Though many U.S. officials, including Under Secretary of State for Political Affairs Victoria Nuland and Daleep Singh, a top Indian-American U.S. advisor and a key architect of Washington's punitive sanctions against Moscow, pleaded with India to stay away from Russian imports during their trips to India last month, their pleas fell on the deaf ears of New Delhi while Russian foreign minister Sergey Lavrov, who arrived in India at the same time, got a patient hearing.

UK Foreign Secretary Liz Truss also visited India to plead for the U.S. cause, but India paid little heed when she suggested New Delhi stay away from Russia.

Another nation Russia banks on to tide over the sanctions is Germany. While Britain is planning to phase out buying Russian oil in a year's time, Germany is on a buying spree. Europe's largest economy gets 55 percent of its gas imports from Russia.

Germany has said the country will continue to pay for Russian gas in euros after Putin signed a decree threatening to enforce rouble payments from unfriendly countries. The new decree by Putin allows authorized banks to convert foreign currency in the payment process, as long as importers open a rouble account.

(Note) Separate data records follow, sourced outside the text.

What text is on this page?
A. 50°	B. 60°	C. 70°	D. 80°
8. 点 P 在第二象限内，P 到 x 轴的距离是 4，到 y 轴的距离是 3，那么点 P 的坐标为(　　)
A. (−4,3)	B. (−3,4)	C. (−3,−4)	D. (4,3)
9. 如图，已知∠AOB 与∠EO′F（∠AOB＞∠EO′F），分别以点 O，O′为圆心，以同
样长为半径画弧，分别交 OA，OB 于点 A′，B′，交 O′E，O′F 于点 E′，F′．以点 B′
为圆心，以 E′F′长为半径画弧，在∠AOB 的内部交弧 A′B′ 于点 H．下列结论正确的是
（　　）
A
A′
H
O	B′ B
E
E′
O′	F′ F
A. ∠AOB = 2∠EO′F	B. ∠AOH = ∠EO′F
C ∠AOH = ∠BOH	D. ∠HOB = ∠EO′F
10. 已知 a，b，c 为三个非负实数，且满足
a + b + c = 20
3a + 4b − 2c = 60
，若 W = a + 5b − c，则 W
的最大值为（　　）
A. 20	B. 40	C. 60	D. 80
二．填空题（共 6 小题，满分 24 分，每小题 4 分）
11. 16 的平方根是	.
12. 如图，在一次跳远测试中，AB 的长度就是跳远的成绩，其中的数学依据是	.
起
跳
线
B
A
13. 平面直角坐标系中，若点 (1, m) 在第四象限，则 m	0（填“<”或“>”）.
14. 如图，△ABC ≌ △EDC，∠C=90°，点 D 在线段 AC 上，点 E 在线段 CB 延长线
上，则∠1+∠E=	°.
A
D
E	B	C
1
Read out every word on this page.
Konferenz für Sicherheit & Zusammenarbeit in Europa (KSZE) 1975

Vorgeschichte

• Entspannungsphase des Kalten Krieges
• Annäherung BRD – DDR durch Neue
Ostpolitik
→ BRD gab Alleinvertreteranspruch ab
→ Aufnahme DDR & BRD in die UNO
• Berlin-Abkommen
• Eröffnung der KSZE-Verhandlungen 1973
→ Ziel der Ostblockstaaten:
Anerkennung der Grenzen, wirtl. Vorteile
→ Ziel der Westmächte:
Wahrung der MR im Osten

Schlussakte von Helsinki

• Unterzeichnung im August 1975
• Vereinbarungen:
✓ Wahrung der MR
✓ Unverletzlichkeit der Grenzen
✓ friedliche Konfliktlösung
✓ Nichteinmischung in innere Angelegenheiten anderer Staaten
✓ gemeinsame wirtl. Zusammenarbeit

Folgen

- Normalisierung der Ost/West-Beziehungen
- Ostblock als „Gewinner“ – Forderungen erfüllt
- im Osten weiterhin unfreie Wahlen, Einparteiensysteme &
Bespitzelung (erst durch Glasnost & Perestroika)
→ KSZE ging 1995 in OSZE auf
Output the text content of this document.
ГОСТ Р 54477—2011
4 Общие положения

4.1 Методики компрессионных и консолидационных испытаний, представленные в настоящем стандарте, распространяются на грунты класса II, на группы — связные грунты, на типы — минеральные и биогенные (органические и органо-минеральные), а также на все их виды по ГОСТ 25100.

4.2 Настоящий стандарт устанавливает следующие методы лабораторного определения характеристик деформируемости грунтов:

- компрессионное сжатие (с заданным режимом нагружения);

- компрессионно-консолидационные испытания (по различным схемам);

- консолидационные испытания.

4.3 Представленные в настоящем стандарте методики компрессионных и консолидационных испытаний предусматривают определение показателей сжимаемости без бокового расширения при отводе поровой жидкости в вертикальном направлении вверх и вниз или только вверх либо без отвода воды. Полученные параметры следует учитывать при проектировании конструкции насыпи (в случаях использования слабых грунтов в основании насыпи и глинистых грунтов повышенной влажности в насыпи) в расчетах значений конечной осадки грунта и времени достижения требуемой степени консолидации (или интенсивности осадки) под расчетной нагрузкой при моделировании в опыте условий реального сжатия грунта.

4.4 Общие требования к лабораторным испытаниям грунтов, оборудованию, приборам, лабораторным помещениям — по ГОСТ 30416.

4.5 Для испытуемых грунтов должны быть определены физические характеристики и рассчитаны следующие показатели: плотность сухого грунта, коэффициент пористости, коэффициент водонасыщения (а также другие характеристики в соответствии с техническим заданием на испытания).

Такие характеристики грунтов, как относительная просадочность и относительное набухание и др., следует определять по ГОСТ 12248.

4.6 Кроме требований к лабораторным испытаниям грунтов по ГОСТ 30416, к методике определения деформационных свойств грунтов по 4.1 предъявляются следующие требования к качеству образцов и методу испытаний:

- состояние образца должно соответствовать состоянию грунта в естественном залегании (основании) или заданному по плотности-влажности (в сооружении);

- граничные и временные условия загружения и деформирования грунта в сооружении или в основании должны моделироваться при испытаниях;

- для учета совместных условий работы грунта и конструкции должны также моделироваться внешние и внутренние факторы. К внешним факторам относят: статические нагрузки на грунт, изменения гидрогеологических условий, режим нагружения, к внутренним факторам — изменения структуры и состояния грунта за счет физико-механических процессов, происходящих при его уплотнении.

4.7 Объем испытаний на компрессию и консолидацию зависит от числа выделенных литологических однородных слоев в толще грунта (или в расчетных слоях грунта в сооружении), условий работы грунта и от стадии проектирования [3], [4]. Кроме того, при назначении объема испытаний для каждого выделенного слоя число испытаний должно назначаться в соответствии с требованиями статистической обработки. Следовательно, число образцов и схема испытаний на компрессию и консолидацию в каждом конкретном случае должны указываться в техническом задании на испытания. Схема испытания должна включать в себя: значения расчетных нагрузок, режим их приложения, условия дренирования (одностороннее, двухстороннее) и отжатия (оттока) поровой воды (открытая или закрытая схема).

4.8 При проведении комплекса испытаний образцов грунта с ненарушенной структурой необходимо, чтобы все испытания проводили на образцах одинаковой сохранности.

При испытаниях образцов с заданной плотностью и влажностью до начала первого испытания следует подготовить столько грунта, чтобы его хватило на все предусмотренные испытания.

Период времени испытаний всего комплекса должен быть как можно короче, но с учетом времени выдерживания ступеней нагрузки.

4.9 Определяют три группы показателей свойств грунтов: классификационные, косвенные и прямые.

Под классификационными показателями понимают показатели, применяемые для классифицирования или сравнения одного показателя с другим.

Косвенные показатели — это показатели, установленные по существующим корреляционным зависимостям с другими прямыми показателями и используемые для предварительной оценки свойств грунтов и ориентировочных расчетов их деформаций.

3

The German gas payments in euros would be converted into roubles by Russia's Gazprombank, which does not fall under the Western sanctions as the Russian energy sector is exempted from its purview.

Russia is insisting on payment in rubles for natural gas as current contacts with European nations demand payment in euros or dollars. European nations are much more dependent on Russian energy which makes up 40 percent of Europe's gas and 25 percent of its oil imports.

Russia has hinted at extending ruble payments to other commodities like metals and fertilizers. Revenues from energy have been accounting for 43 percent of the Russian government's revenue between 2011 and 2020, according to the U.S. Energy Information Administration.

Changing currency would normally follow extended negotiations, and European nations are not happy to be exposed to the uncertainties and fluctuations that come with paying in the less-stable ruble.

As European leaders have turned down the proposal Kremlin spokesman Dmitry Peskov has said the change won't happen immediately but by late April or even early May.

However, a top European Commission energy official tweeted that the EU was looking forward to "to establish a common approach."

If the world's 11th largest economy succeeds in bending sanctions by strengthening its currency with Indian and German gestures, the invasion of Ukraine will linger on, plaguing Europe and the U.S. for a longer time.